The tension among the United States, Latin America and the Caribbean countries has not really changed for 100 years. The Caribbean countries believe they have been ignored by America because they are small, poor and Black. Many Latin American countries do not trust America because many of their political systems are socialist and at any time the U.S. can initiate an overthrow of their governments.
Wednesday, April 8, President Barack Obama started a grueling itinerary with three and a half days in Jamaica and Panama. He is the first president since Ronald Regan to visit Kingston, and the country is extremely proud of this historic trip.

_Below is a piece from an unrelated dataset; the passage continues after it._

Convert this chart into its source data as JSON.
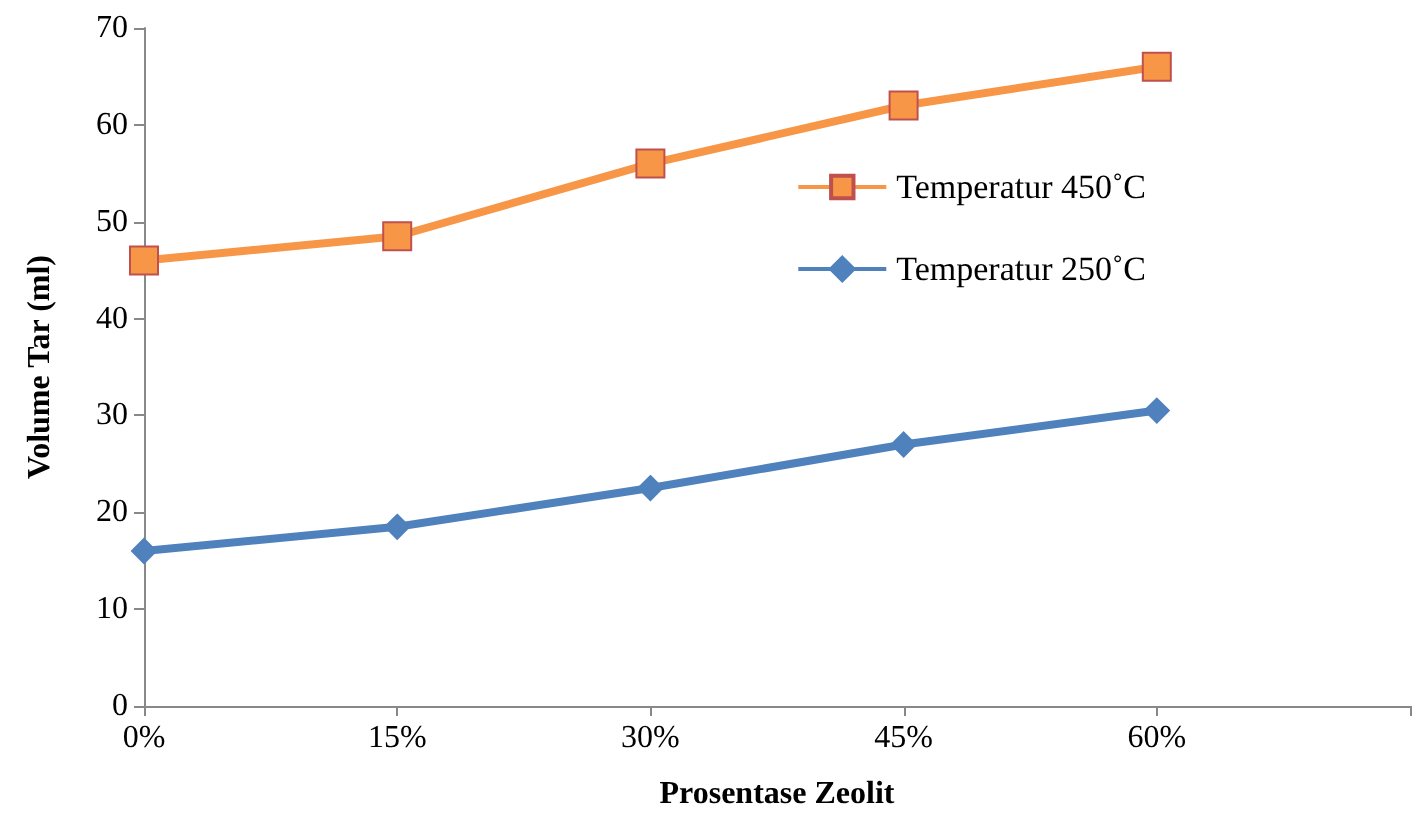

During this visit, Obama discussed energy, security and trade with Caribbean leaders.
Many analysts argue that the key reason Washington is suddenly paying attention to the Caribbean countries is because we are competing for their oil business, which Venezuelan controls. “As Petrocaribe is unraveling, the U.S. is taking advantage,” said Michael Shifter, president of the Inter-American Dialogue think tank in Washington. “The Caribbean islands have to look elsewhere for energy.”
There are no easy answers for the Caribbean islands because there are no major industries that contribute to their economic growth and development. The majority of these countries’ economies revolve around the tourist industry while the residents remain poor. Most of the people need jobs, and no one knows where to start.
After meetings and discussions in Jamaica for 24 hours, the president went to Panama. There, the country hosted the Summit of the Americas, with all 35 Western Hemisphere countries in attendance, including Cuba. Meanwhile, four countries, Cuba, Iran, Sudan and Syria, are identified as terrorist countries. There is discussion right now inside the State Department to determine if Cuba should be removed from the list.
Three years ago, Obama, at the Summit of the Americas, left arguing against inviting Cuba to attend. This year, Cuba attended the summit and Obama met with President Raul Castro Saturday. At the meeting, the two presidents tried to make recommendations to normalize relations between their two countries.
This is Obama’s third summit, and he is bringing along $1 billion in foreign aid to assist Central American countries with security and economic investments. Latin American countries wanted America to remove its economic embargo against Cuba and take the country off the U.S. terrorism list. Obama appears to be listening, and the two countries are moving forward.
The United States and Panama also signed a deal in which Panama will purchase 61 Boeing 737 aircraft. John Earnest, a White House spokesman, says it means that 40,000 new jobs will be created at Boeing, General Electric and other businesses. The new 737-MAX jets have a list price of $106 million, and the atmosphere this year at the summit had a lot more smiles.
However, even though there were better relations at the summit, there are still major issues that must be resolved if Latin American economies are to continue to grow and prosper. Drug cartels, immigration issues, government corruption and monetary policies were discussed, but there are no easy solutions.
There is still tension with the United States, and some of the problems go back 50 to 100 years. The countries speak different languages and their political systems are different. Is Obama reaching out to his neighbors in the Western Hemisphere because China and Russia are making historic deals, or does he really care about the condition of the countries and the people?